Берен запустил пальцы в свои густо побитые сединой темно-русые волосы:
- Мне не пришло это в голову… А Тингол мог потребовать выдать нас ему. Ты бы не решился поднять оружие на синдар Дориата!
- Ну, так нелепо он никогда бы не поступил. А разлад его с дочерью я бы уладил. Вытерпел бы еще сколько-то упреков, пока Тингол смирился бы со случившимся.
- Теперь поздно говорить о том, что можно было бы сделать. Лутиэн призналась отцу, что любит смертного, а я… - Берен тряхнул головой. – Пусть Тингол был бы трижды королем, но я не собирался сносить его оскорбления. Безумие короля заразило меня. И я заявил, что добьюсь права на обладание его сокровищем несмотря ни на что!.. Вот тут Тингол поставил мне условие, а я его принял…
- Условие? – голос Финрода странно зазвенел.
- Если есть в моей жизни что-то достойное памяти, так это минувшие весна и лето, король! Пусть бы Тингол казнил меня прямо на ступенях трона – я не знал бы мучений потери!
Берен уронил голову на руки. Финрод отошел к рабочему столу, перебрал лежавшие на нем перья и цветные стержни, оглянулся. Широкие плечи беоринга судорожно дергались. Тогда Арафинвион коснулся ладонями его затылка, забирая на себя горечь и отчаяние.
Вдруг Берен резко вскинул голову и схватил Финрода за руки:
- Именем моего отца и твоим кольцом заклинаю: помоги мне, король!

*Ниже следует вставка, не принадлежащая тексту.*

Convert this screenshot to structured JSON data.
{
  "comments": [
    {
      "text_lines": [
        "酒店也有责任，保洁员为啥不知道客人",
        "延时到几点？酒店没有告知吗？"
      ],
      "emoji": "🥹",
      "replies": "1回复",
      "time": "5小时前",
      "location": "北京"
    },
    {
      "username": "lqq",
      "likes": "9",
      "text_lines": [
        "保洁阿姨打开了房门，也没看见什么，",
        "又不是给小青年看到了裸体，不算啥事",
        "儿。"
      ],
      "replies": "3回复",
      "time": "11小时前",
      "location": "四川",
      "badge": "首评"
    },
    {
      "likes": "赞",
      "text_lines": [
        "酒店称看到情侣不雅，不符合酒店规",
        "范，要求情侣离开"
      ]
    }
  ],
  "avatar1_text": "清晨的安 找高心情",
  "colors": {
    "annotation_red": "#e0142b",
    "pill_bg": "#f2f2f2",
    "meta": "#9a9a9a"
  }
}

Тот смотрел на залитое слезами лицо Барахириона, и в душе его нарастало знобящее предчувствие.
- Я сделаю все, что в моих силах… чтоб помочь тебе выполнить условия Тингола.
Тут Берен опомнился. Разжав руки, он виновато посмотрел на красные пятна на тонких запястьях Финрода.
- Прости, король… И… удержи свой справедливый гнев. Потому что Тингол потребовал в доказательство того, что я достоин его дочери, принести ему Сильмарилл...
Финрод не смог сдержаться и отшатнулся к стене.
- Да! Не меньше! А я обещал ему священный камень Феанора. И лишь оказавшись за пределами Дориата, пришел в себя и понял, что за безнадежную клятву дал там.
Финрод снова смотрел на золотистый столб света.
- Помоги – или прикажи меня убить. Потому что без Лутиэн жить я не хочу!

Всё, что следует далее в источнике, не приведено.